Production designer BO WELCH previously worked with Barry Sonnenfeld on "Men in Black," for which he earned an Academy Award nomination for Best Art Direction. Welch also received Oscar nominations for his work on the films "The Birdcage" and "A Little Princess," which won him the L.A. Film Critics Award for Best Art Director. He also served as second-unit director on the film.

Acclaimed as an innovative designer with an exceptional ability for blending fantasy and reality, his imaginative designs have also set the tone for such distinctly stylish films as Tim Burton’s "Edward Scissorhands" (BAFTA Award), "Beetlejuice" and "Batman Returns." Welch’s additional film credits include Lawrence Kasdan’s "Grand Canyon" and "The Accidental Tourist," John Patrick Shanley’s "Joe Versus the Volcano" and Joel Schumacher’s "The Lost Boys."

Prior to making the transition to production designer, Welch received an Academy Award nomination for his art direction on Steven Spielberg’s "The Color Purple." Earlier in his career, he worked as an art director on such films as "Swing Shift," "Mommie Dearest," "Chilly Scenes of Winter" and "The Star Chamber."

"Wild Wild West" is editor JIM MILLER’s sixth outing on a Sonnenfeld film; he previously collaborated with the director on "Men in Black," "Get Shorty," "Addams Family Values," "For Love or Money" and "The Addams Family," co-editing the last with Dede Allen. He also worked with Allen as the co-editor on "Let it Ride" and "The Milagro Beanfield War," and as associate editor on "The Breakfast Club."

A native of Chicago, Miller began his film career as an editor and then producer of television commercials and industrial films. He later moved to Los Angeles, where he began editing such television movies as "Alice in Wonderland" and "Two Fathers."

Costume designer DEBORAH L. SCOTT won an Academy Award for her work on the box-office phenomenon "Titanic." Accomplished in both period and contemporary costuming, Scott has worked on such films as "Heat," "Legends of the Fall," "To Gillian on Her 37th Birthday," "The Indian in the Cupboard," "Hoffa," "Defending Your Life," "Back to the Future" and "E.T. The Extra-Terrestrial."

Composer ELMER BERNSTEIN’s career has been distinguished for its versatility; he is best known for his compositions in the various media by which he has been honored. Nominated for 14 Academy Awards, he won the award for the score for "Thoroughly Modern Millie." He has also been honored with an Emmy, two Golden Globes, the Western Heritage Award and a Tony nomination for his only score for the Broadway Stage, "How Now, Dow Jones?."

Bernstein has written music for more than 200 major films. His most profound impact on the art of motion picture scoring came with the composition of the score for "The Man With the Golden Arm," which he liberally infused with jazz, and thus opened the door to a whole generation of new composers who have exploited this medium in film scoring. He is also among the most recorded of motion picture composers, with soundtracks including "The Ten Commandments," "Hawaii," "Walk On The Wild Side" and "True Grit."

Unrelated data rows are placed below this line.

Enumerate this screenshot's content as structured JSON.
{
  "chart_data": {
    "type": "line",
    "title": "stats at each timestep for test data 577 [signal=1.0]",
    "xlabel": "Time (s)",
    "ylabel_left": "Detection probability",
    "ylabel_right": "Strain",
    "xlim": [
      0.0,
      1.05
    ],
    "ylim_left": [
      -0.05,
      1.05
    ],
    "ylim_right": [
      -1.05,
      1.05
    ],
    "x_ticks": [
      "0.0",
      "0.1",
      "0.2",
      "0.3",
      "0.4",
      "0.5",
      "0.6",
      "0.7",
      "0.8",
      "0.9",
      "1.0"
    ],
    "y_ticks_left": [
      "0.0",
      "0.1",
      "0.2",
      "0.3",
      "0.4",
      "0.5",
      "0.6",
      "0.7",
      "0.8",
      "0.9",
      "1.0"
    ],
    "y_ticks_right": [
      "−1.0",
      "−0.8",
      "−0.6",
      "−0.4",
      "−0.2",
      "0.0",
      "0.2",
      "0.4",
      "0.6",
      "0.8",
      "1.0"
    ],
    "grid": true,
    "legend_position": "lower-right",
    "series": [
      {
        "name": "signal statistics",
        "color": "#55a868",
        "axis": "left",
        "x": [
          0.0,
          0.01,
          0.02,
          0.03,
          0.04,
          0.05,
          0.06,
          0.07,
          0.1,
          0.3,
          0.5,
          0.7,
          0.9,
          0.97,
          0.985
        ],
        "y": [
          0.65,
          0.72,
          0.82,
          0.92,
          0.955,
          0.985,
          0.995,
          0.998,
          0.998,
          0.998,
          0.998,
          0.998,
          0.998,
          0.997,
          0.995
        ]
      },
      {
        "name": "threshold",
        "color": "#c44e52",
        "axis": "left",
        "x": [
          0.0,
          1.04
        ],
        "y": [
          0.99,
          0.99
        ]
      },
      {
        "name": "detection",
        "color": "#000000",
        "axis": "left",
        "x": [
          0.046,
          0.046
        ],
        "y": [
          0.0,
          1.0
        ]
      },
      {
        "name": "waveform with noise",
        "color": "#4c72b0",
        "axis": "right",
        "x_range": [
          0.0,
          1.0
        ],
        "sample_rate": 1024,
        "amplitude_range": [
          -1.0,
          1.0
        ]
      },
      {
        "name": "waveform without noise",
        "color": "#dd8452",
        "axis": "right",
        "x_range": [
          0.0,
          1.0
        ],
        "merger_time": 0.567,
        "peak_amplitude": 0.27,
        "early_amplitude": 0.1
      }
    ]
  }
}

In recent years, Bernstein’s distinguished scores have included "My Left Foot," "The Grifters," "Devil in a Blue Dress," "The Age of Innocence," "Hoodlum" and "John Grisham’s The Rainmaker." He more recently scored "Twilight," starring Paul Newman and Susan Sarandon, and the film adaptation of the best-selling novel The Deep End of the Ocean, starring Michelle Pfeiffer and Whoopi Goldberg.